Delivering personalized experiences in social media comes naturally when the companies recognize that their employees are the brand ambassadors and allow them to have personal communication with customers and not a legal script that they have to follow.
What is your opinion on AI-based chatbots to handle customer support?
In my experience, chatbots have ways to go before they evolve beyond using a knowledge base and FAQ structure and offer a natural conversation flow.
I don’t blame this on the chatbot and AI technology which is just becoming mainstream even though it’s been around for a while. Organizations must define the use cases and scenarios they want to offer to their customers and build a comprehensive understanding of how their customers interact with them. Plus, they must figure out how to ensure that customers have convenient access to speak to a live person when needed; the experience must be blended and can’t rely on the only chatbot.

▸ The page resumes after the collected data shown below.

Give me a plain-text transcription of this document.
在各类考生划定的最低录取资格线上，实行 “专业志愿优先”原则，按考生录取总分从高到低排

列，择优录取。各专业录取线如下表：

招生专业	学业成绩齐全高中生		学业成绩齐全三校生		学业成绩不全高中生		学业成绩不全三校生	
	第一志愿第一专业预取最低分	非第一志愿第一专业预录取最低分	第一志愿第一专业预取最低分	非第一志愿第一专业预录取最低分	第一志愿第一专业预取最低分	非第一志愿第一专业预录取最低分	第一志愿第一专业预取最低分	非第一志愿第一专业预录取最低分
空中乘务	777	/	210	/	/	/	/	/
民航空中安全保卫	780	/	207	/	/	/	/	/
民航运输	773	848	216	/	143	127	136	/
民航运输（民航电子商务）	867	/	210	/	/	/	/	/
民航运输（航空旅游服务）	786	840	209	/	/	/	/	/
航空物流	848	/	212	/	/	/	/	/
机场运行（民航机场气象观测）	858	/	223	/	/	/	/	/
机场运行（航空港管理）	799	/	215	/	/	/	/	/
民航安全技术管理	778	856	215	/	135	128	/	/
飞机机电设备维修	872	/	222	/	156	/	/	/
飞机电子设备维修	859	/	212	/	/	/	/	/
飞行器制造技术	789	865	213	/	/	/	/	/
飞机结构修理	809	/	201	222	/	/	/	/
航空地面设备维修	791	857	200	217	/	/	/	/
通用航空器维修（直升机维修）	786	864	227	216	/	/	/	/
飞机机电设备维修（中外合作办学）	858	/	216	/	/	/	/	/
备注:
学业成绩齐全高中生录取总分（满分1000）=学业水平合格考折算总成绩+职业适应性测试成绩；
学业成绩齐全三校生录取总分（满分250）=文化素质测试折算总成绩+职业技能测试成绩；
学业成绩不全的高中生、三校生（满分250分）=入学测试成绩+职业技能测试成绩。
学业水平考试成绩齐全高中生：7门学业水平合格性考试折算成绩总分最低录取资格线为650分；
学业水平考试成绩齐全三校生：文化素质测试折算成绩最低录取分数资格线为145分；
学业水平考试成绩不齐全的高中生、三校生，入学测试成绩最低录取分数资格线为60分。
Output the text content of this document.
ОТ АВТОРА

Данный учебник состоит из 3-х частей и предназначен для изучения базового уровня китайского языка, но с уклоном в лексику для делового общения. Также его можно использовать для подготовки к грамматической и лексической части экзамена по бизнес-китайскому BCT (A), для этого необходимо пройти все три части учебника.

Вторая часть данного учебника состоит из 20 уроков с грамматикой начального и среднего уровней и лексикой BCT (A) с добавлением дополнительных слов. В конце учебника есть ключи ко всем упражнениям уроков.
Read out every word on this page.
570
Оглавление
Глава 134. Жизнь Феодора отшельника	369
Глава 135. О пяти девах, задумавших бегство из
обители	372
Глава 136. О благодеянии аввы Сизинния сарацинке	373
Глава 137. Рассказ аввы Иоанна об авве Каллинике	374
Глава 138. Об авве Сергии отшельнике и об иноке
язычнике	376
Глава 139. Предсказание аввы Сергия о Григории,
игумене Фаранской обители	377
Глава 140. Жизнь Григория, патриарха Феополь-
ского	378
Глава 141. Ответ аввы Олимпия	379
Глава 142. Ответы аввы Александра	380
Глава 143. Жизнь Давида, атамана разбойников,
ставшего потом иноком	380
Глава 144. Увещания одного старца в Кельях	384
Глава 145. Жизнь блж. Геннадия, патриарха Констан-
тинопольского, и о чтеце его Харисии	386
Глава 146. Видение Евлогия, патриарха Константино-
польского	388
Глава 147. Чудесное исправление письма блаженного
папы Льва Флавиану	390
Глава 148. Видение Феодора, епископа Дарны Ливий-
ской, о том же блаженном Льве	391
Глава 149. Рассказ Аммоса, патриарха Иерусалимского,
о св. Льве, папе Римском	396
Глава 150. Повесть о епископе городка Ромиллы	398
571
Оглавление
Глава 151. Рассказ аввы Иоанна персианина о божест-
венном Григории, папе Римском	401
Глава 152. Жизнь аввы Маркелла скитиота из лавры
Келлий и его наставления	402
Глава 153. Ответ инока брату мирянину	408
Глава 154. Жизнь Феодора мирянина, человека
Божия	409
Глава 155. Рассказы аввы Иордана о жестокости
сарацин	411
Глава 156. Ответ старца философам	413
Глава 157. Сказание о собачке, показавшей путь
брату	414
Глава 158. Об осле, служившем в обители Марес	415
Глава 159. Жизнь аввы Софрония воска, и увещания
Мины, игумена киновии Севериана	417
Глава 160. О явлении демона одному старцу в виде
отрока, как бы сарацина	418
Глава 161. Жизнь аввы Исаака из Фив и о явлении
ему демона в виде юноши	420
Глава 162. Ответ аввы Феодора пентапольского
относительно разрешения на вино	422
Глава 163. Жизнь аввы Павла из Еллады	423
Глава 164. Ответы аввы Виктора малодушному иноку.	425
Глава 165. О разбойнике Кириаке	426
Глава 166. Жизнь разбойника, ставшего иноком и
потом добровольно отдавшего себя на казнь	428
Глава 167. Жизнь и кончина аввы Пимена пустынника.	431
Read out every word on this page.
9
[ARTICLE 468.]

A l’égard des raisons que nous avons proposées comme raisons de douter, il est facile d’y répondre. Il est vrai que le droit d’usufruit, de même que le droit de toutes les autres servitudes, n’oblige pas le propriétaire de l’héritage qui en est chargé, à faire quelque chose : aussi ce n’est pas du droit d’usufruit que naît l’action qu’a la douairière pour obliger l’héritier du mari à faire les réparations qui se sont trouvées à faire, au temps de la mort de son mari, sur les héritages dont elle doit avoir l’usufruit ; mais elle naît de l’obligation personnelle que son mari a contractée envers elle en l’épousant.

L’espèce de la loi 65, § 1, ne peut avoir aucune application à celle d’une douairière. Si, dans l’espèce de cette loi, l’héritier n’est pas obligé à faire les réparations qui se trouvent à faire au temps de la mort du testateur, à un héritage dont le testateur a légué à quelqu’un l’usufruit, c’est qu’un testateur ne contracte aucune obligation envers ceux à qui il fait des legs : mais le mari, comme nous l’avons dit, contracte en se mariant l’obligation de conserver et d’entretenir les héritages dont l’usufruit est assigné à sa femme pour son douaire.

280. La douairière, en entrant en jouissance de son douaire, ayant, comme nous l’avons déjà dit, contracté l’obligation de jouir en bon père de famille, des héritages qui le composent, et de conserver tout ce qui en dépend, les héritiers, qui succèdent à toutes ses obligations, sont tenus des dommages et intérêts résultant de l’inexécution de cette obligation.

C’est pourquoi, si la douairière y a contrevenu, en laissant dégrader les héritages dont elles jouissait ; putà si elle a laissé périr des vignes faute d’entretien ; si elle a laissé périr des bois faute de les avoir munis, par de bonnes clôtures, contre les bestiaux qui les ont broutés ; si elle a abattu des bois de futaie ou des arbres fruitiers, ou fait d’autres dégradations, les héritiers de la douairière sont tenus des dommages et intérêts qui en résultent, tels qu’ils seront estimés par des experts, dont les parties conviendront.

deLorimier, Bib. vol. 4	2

We have seen how Interactive Voice Response (IVR) became an anti-CX with its frustrating infinite menu loop, and chatbots are walking the same path right now.
Senior management’s objective is to deploy chatbots to cut costs instead of enhancing the experience. That is why they don’t spend time understanding and defining what the customer wants to solve without understanding the real cost to their brands of the negative impact this creates.
My advice to management is do your homework and define the use cases and scenarios that matter to customers.
What was the best movie you saw that has come out during this past year?
There were two movies I liked this year: Hamilton, since I didn’t have the chance to see it on Broadway, and a documentary called Coded Bias. This movie is about the bias in AI and algorithms and very relevant for understanding the implications of advanced technology.
Last but not least, what is your favorite CX metric?
I don’t have a favorite metric; I like to use the right metric at the right time at the right place to generate insight on what I can take action on. But to answer your question, I am warming up to Customer Lifetime Value (CLTV) which gives me a better view of how the business is managing their customers.